The court also considered whether that party could claim for unjust enrichment, a doctrine of law which sits alongside the law of contract if the other party had been left better off as a result of the particular scenario arising.
Robin Adams, partner in our commercial team, reflects on the case.
The case centred around the sale of a property, Nash House, which Foxpace Limited owned.
Under an oral contact with Foxpace, Mr Barton would receive a fee of £1.2m from Foxpace if Foxpace sold the property to a buyer introduced by Mr Barton for £6.5m.
Crucially, there was no discussion about what would happen if the buyer purchased the property for less than £6.5m.
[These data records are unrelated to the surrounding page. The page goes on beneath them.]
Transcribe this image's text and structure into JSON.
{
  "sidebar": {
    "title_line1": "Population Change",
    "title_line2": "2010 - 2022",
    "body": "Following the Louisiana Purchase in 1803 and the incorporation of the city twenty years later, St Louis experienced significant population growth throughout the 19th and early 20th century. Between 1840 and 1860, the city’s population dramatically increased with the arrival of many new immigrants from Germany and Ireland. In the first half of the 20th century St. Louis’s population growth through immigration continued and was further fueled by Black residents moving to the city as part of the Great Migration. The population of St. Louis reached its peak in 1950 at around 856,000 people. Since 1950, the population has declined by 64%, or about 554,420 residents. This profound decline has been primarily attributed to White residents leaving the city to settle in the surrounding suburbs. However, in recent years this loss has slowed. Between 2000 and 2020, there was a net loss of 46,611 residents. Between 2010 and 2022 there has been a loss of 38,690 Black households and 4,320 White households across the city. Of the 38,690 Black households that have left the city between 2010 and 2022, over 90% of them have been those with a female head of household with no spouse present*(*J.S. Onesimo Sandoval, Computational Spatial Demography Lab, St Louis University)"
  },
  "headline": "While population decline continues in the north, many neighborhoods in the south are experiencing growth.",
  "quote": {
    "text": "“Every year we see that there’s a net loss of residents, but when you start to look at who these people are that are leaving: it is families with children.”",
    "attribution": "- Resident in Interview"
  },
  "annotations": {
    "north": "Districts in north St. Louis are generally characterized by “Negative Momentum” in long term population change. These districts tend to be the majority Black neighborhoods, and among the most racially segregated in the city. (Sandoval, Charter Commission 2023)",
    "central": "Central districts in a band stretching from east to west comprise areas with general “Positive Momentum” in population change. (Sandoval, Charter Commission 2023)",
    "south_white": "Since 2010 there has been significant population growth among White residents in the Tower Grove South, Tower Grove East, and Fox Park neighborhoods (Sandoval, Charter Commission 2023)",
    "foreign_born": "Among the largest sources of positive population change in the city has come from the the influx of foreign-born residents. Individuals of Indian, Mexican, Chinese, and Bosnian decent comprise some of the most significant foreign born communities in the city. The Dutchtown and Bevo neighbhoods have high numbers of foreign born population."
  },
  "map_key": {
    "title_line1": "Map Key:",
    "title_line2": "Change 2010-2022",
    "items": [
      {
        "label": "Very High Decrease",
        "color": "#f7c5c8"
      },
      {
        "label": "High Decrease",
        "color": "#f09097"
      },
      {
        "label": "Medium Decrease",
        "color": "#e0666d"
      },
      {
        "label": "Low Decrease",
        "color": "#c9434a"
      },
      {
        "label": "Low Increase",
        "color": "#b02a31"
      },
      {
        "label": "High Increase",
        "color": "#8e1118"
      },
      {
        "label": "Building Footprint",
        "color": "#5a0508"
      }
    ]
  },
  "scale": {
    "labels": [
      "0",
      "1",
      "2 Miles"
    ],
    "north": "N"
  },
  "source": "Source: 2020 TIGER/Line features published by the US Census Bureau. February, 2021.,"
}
As it turned out, the property was sold to the buyer for £6m.
Foxpace said no fee was due, although it did offer Mr Barton £400,000 as a goodwill gesture, which Mr Barton rejected.
Initial outcome and appeals
The High Court rejected Mr Barton’s original claim for a fee.
On appeal, the Court of Appeal found that there was an implied term that Foxpace would pay a reasonable fee if the sale price was less than £6.5m.
The Court also found that if no fee was due, Foxpace would be unjustly enriched.
Foxpace appealed to the Supreme Court, which found there was no implied term for a reasonable fee and, therefore, no unjust enrichment. Mr Barton received nothing.
What influenced the final decision?
Ultimately, the end result was due to the express contract terms; the contract was silent on what would happen if the sale was for less than £6.5m.
The Court cited authority that if a contract is silent on the obligations triggered by an event, no obligations arise if that event happens.
In addition, there was also no clarity as to what any fee might have been if agreed. Referring to the tests for implying terms into a contract, the Court found that an obligation to pay a reasonable fee was not so obvious as to go without saying, nor was such an obligation necessary to give business efficacy or coherence to the agreement.
The Court also found that part of the test for unjust enrichment, that the enrichment of a party was unjust, had not been met. The parties had agreed by silence that there would be no reward for a sale at less than £6.5m. Additionally, there was no evidence that Mr Barton had made the introduction based on a sale at £6.5m.
Consequently, Foxpace had not been unjustly enriched by avoiding payment of any fee. Just because Mr Barton had lost out did not mean it was necessarily unjust: unjust enrichment is not available to put right a bad bargain.
What can we learn?
The case is a warning to parties of the importance of addressing all possible outcomes in the contract: fail to do so and the Court may reach a conclusion very different to the one a party might have been expecting.
Identifying and considering all potential outcomes at the outset and clearly setting those out in a written agreement, along with the consequences, may involve some upfront time and possibly some legal costs.
However, it can save significant time and often far greater expense later, when things do not turn out the way a party expected and the agreement offers, as it did with Mr Barton, no obvious answer and no protection.
An implied term is one not expressly stated by the parties (either orally or in writing) and which is instead implied by the court, often because it is required to give proper effect to the contract.
The opposite of implied term, an express term is one expressly stated by the parties, in writing or orally.
Unjust enrichment arises where one party has been enriched or received a benefit at the expense of another party and the enrichment is unjust.